On the early end: more dedicated biotech vehicles, and the LP capital to sustain them. That means commitments to the small-specialist model rather than a reflexive flight to the largest established managers — and LPs willing to accept the carry timeline that genuine early-stage conviction demands. The UK’s Mansion House principle of directing pension capital toward a defined private-asset class points the right way, though early results are modest. And it means the discipline to back the few that deserve the bridge, not to spray capital at anything with a sequencer.
On the late end: a European public market actually built for biotech — pre-commercial, high-risk, highly regulated.
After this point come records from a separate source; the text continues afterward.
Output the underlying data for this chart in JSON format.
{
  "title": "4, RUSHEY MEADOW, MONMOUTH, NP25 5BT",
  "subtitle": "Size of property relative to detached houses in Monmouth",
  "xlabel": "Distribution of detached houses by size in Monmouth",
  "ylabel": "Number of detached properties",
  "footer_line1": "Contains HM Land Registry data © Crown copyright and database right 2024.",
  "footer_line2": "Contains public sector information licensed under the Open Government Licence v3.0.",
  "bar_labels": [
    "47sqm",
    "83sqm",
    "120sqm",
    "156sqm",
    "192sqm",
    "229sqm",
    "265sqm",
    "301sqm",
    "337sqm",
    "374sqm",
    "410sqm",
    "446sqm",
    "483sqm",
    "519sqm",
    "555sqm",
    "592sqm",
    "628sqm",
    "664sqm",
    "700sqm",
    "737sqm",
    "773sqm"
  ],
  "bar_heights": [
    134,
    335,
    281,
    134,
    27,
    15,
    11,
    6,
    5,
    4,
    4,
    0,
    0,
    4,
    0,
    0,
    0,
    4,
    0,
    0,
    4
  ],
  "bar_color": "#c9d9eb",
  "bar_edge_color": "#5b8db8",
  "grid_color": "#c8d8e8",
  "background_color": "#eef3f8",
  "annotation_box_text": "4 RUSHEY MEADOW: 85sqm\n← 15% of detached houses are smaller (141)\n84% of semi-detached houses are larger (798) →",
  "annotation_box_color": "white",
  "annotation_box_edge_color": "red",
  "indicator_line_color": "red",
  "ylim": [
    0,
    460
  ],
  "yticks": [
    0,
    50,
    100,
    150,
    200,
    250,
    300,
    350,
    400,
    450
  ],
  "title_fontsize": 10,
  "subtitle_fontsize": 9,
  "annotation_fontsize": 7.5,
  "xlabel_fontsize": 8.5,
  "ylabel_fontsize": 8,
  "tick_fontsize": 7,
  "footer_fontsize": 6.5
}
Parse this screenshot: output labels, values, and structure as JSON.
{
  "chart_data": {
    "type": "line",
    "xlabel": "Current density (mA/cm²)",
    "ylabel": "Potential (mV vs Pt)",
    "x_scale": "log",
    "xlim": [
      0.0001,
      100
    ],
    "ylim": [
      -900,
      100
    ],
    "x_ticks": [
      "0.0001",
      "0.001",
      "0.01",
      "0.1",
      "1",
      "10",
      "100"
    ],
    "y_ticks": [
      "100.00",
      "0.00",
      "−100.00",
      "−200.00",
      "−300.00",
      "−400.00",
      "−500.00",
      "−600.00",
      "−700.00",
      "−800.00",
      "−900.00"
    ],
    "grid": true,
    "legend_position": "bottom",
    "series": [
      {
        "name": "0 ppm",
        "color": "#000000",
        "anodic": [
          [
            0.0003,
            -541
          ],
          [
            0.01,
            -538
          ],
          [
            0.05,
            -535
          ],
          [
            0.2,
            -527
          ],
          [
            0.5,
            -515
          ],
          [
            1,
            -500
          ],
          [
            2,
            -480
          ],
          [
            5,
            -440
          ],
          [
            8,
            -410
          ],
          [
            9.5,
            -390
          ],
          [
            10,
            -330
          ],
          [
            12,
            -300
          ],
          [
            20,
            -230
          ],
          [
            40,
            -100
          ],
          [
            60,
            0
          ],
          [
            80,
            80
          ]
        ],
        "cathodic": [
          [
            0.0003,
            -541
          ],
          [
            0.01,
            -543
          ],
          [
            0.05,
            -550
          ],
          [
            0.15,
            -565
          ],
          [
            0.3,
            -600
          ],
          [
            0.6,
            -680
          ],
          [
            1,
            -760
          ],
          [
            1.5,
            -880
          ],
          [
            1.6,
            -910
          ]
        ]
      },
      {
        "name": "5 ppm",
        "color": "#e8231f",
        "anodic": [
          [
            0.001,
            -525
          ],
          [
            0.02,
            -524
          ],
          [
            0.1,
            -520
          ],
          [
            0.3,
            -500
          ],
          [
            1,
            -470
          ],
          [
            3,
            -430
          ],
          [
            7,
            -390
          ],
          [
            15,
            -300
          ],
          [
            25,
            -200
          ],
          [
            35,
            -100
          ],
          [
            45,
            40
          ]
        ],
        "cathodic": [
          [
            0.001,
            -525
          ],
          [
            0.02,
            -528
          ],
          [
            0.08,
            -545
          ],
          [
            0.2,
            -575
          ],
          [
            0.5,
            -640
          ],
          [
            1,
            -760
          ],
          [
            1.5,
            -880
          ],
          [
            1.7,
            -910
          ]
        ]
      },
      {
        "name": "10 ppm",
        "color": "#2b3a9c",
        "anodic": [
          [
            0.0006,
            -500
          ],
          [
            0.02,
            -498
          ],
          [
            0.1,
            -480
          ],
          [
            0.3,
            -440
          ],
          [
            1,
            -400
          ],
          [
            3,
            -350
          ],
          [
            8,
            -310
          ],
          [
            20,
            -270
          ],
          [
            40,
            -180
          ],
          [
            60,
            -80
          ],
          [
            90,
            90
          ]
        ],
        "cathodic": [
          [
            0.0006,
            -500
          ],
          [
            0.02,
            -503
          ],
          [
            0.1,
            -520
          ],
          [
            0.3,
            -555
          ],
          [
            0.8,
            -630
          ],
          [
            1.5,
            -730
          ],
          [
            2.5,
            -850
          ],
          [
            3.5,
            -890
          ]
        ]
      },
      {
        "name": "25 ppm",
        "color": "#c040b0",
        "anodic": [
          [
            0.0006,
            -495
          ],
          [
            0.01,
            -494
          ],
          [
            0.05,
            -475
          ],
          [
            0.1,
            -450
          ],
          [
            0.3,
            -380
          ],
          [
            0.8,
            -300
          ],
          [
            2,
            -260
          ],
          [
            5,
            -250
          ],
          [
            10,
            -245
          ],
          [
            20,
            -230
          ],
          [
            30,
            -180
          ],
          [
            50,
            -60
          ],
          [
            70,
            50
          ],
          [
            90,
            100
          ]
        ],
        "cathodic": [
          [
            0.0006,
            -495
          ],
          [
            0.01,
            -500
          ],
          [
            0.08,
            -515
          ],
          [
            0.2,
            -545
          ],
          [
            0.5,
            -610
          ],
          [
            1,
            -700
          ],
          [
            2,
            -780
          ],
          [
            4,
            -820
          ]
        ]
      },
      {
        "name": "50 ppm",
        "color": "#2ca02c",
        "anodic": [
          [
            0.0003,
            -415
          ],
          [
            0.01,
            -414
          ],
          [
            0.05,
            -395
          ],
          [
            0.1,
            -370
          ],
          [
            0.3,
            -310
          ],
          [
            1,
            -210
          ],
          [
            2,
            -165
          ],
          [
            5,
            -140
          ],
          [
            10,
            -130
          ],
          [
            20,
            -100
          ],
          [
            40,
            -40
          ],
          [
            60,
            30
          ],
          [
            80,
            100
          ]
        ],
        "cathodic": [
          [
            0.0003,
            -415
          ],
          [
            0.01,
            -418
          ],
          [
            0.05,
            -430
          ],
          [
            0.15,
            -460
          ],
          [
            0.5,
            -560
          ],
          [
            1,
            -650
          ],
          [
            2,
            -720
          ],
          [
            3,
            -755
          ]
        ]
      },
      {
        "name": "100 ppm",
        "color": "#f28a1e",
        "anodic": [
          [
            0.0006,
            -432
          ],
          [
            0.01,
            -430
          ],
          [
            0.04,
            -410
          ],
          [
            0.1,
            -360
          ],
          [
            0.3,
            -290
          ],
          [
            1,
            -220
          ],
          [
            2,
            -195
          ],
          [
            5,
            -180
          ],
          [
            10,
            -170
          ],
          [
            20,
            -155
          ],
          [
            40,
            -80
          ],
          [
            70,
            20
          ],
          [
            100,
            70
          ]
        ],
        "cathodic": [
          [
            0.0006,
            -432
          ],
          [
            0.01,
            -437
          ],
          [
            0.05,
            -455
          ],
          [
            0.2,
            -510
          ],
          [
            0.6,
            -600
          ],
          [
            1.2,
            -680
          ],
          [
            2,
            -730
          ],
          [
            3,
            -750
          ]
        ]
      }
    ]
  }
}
Dedicated indices, specialist crossover funds with EU mandates, real analyst infrastructure, and institutional investors — pension capital included — willing to hold post-Phase 3 commercial risk on European soil. The continent needs its own equivalent infrastructure, and the conviction to consolidate.
This is Draghi’s September 2024 report playing out in full, in real time [Draghi report, Sept 2024]. He warned almost two years ago that Europe invents and others commercialise. Biotech is the clearest case of it. Starved at the start. Drained at the finish. European pharmaceutical companies, although leaders in drug discovery and development, face structural challenges in translating innovation into commercial success.
The middle doesn’t need more attention. The edges do.